Accurately calculating the Gibbs free energies of biomolecules in aqueous phase solution is an important challenge and future goal because most processes take place in aqueous solution. Gibbs free energies give the information about the stability and kinetics of biomolecules which will be helpful in understanding the structure and functions of biomolecules. We have developed a new energy-entropy (EE) method based on multiscale cell correlation (MCC) correction theory which is used to calculated the Gibbs free energy values. Firstly, we applied our MCC theory to calculate the entropy for the range of important industrial liquids modeled with GAFF and OPLS force fields.

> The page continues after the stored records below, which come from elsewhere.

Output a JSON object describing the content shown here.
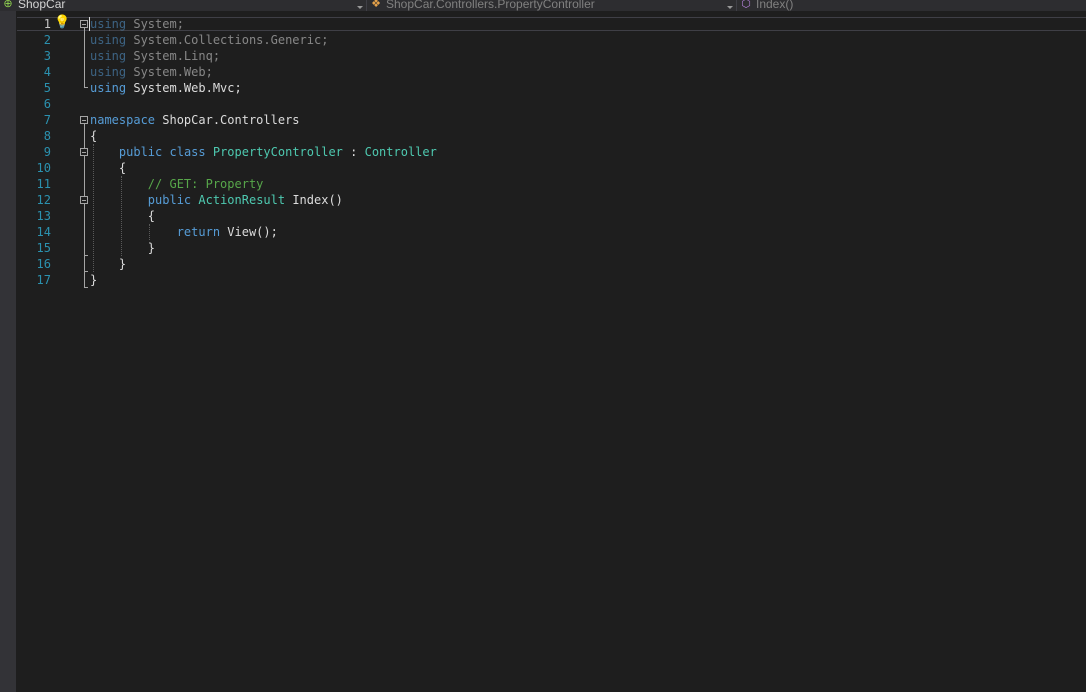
{
  "navbar": {
    "project": {
      "label": "ShopCar",
      "icon": "csharp-project-icon"
    },
    "class": {
      "label": "ShopCar.Controllers.PropertyController",
      "icon": "class-icon"
    },
    "member": {
      "label": "Index()",
      "icon": "method-icon"
    }
  },
  "editor": {
    "current_line": 1,
    "lines": [
      {
        "n": "1",
        "tokens": [
          {
            "t": "using",
            "c": "kw dim"
          },
          {
            "t": " System;",
            "c": "dim"
          }
        ]
      },
      {
        "n": "2",
        "tokens": [
          {
            "t": "using",
            "c": "kw dim"
          },
          {
            "t": " System.Collections.Generic;",
            "c": "dim"
          }
        ]
      },
      {
        "n": "3",
        "tokens": [
          {
            "t": "using",
            "c": "kw dim"
          },
          {
            "t": " System.Linq;",
            "c": "dim"
          }
        ]
      },
      {
        "n": "4",
        "tokens": [
          {
            "t": "using",
            "c": "kw dim"
          },
          {
            "t": " System.Web;",
            "c": "dim"
          }
        ]
      },
      {
        "n": "5",
        "tokens": [
          {
            "t": "using",
            "c": "kw"
          },
          {
            "t": " System.Web.Mvc;",
            "c": ""
          }
        ]
      },
      {
        "n": "6",
        "tokens": []
      },
      {
        "n": "7",
        "tokens": [
          {
            "t": "namespace",
            "c": "kw"
          },
          {
            "t": " ShopCar.Controllers",
            "c": ""
          }
        ]
      },
      {
        "n": "8",
        "tokens": [
          {
            "t": "{",
            "c": ""
          }
        ]
      },
      {
        "n": "9",
        "tokens": [
          {
            "t": "    ",
            "c": ""
          },
          {
            "t": "public",
            "c": "kw"
          },
          {
            "t": " ",
            "c": ""
          },
          {
            "t": "class",
            "c": "kw"
          },
          {
            "t": " ",
            "c": ""
          },
          {
            "t": "PropertyController",
            "c": "type"
          },
          {
            "t": " : ",
            "c": ""
          },
          {
            "t": "Controller",
            "c": "type"
          }
        ]
      },
      {
        "n": "10",
        "tokens": [
          {
            "t": "    {",
            "c": ""
          }
        ]
      },
      {
        "n": "11",
        "tokens": [
          {
            "t": "        ",
            "c": ""
          },
          {
            "t": "// GET: Property",
            "c": "comment"
          }
        ]
      },
      {
        "n": "12",
        "tokens": [
          {
            "t": "        ",
            "c": ""
          },
          {
            "t": "public",
            "c": "kw"
          },
          {
            "t": " ",
            "c": ""
          },
          {
            "t": "ActionResult",
            "c": "type"
          },
          {
            "t": " Index()",
            "c": ""
          }
        ]
      },
      {
        "n": "13",
        "tokens": [
          {
            "t": "        {",
            "c": ""
          }
        ]
      },
      {
        "n": "14",
        "tokens": [
          {
            "t": "            ",
            "c": ""
          },
          {
            "t": "return",
            "c": "kw"
          },
          {
            "t": " View();",
            "c": ""
          }
        ]
      },
      {
        "n": "15",
        "tokens": [
          {
            "t": "        }",
            "c": ""
          }
        ]
      },
      {
        "n": "16",
        "tokens": [
          {
            "t": "    }",
            "c": ""
          }
        ]
      },
      {
        "n": "17",
        "tokens": [
          {
            "t": "}",
            "c": ""
          }
        ]
      }
    ]
  },
  "icons": {
    "quick_action": "lightbulb-icon",
    "folding": "collapse-minus-icon"
  },
  "colors": {
    "background": "#1e1e1e",
    "keyword": "#569cd6",
    "type": "#4ec9b0",
    "comment": "#57a64a",
    "line_number": "#2b91af",
    "text": "#dcdcdc"
  }
}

The calculated entropy values are in good agreement with the experimental values having unsigned errors are 8.7 J K–1 mol–1 and 9.8 J K–1 mol–1 for GAFF and OPLS force fields respectively. Later we combined our MCC theory with density functional theory (DFT) in quantum mechanics/molecular mechanics (QM/MM) formalism to develop a new EE-MCC method to calculate the Gibbs free energy barriers. We applied our EE-MCC method to calculate the reaction kinetics for the series of nucleophilic substitution reactions where one halogen atom is replaced by a hydroxyl ion in aqueous solution. The calculated Gibbs free energy barriers agree well with experimental and potentials of mean force (PMF) values and with previous computational methods. Furthermore, we applied our EE-MCC method to calculate the binding free energies directly for molecular dynamics (MD) simulations for the series of seven host-guest complexes in SAMPL8 challenge. The EE-MCC binding free energies are found in good agreement with the experiment values giving average unassigned error of 0.9 kcal mol–1. We also studied the chemical reactions which are catalyzed by various non-heme iron enzymes and cytochrome P450 enzymes. To understand the activities of various enzymes we have used either density function theory (DFT), full QM/MM simulations or both of them. For example, the activations of L-arginine (L-Arg) by OrfP and VioC have been studied with active site cluster model techniques. The activations of syringol by the GcoA enzyme have been investigated with the help of computational modeling.
Date of Award1 Aug 2021
Original languageEnglish
Awarding Institution
  • The University of Manchester
SupervisorSamuel De Visser (Supervisor) & Richard Henchman (Supervisor)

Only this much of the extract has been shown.